Event Hub uses the following tools to monitor security controls:
AWS Cloud Watch
AWS Guard duty
AWS Security Hub
AWS Inspector
AWS IAM
Intruder.io
We follow the AWS Foundational Security Best Practices standards.
These standards go above and beyond the traditional CIS Benchmarks by providing recommendations for each individual AWS service. The recommendations are curated directly by the security experts at AWS specifically for their environment.
Data is backed up hourly and daily.
Point-in-time recovery is activated as is replication of DB across X2 Sydney Data warehouses and a replicated DB for BI reporting.
There is a dedicated Slack channel for Disaster recovery with fully documented process controls attached.

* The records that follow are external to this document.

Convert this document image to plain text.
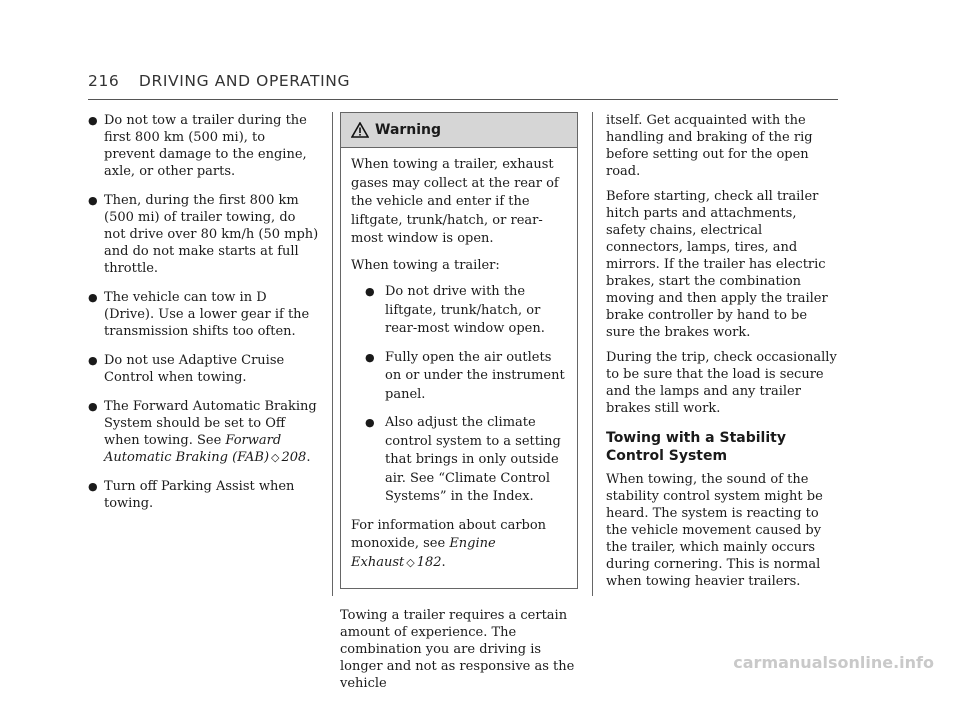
216 DRIVING AND OPERATING
● Do not tow a trailer during the first 800 km (500 mi), to prevent damage to the engine, axle, or other parts.
● Then, during the first 800 km (500 mi) of trailer towing, do not drive over 80 km/h (50 mph) and do not make starts at full throttle.
● The vehicle can tow in D (Drive). Use a lower gear if the transmission shifts too often.
● Do not use Adaptive Cruise Control when towing.
● The Forward Automatic Braking System should be set to Off when towing. See Forward Automatic Braking (FAB) ◇ 208.
● Turn off Parking Assist when towing.
Warning

When towing a trailer, exhaust gases may collect at the rear of the vehicle and enter if the liftgate, trunk/hatch, or rear-most window is open.

When towing a trailer:

● Do not drive with the liftgate, trunk/hatch, or rear-most window open.
● Fully open the air outlets on or under the instrument panel.
● Also adjust the climate control system to a setting that brings in only outside air. See “Climate Control Systems” in the Index.

For information about carbon monoxide, see Engine Exhaust ◇ 182.

Towing a trailer requires a certain amount of experience. The combination you are driving is longer and not as responsive as the vehicle

itself. Get acquainted with the handling and braking of the rig before setting out for the open road.

Before starting, check all trailer hitch parts and attachments, safety chains, electrical connectors, lamps, tires, and mirrors. If the trailer has electric brakes, start the combination moving and then apply the trailer brake controller by hand to be sure the brakes work.

During the trip, check occasionally to be sure that the load is secure and the lamps and any trailer brakes still work.

Towing with a Stability Control System

When towing, the sound of the stability control system might be heard. The system is reacting to the vehicle movement caused by the trailer, which mainly occurs during cornering. This is normal when towing heavier trailers.

carmanualsonline.info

For enterprise class users our SLA is 99.9% uptime guarantee + 1hr response for BAU business recovery. This will involve point in time recovery of the database data.
Only 2 employees - COO/CTO - have access to the Production database and this is controlled by single and static IPS. Changes to these IPS are alerted to our Security Slack channel by AWS Guard Duty.
Full VPN-only access was enabled 27/03. Users with VPN config can only access private EH networks. Config files define access parameters.
All Developers access a staging database where data is fed downstream and all email and mobile phones (IF captured) is sanitised on the staging stack
Data is encrypted at rest and in Transit.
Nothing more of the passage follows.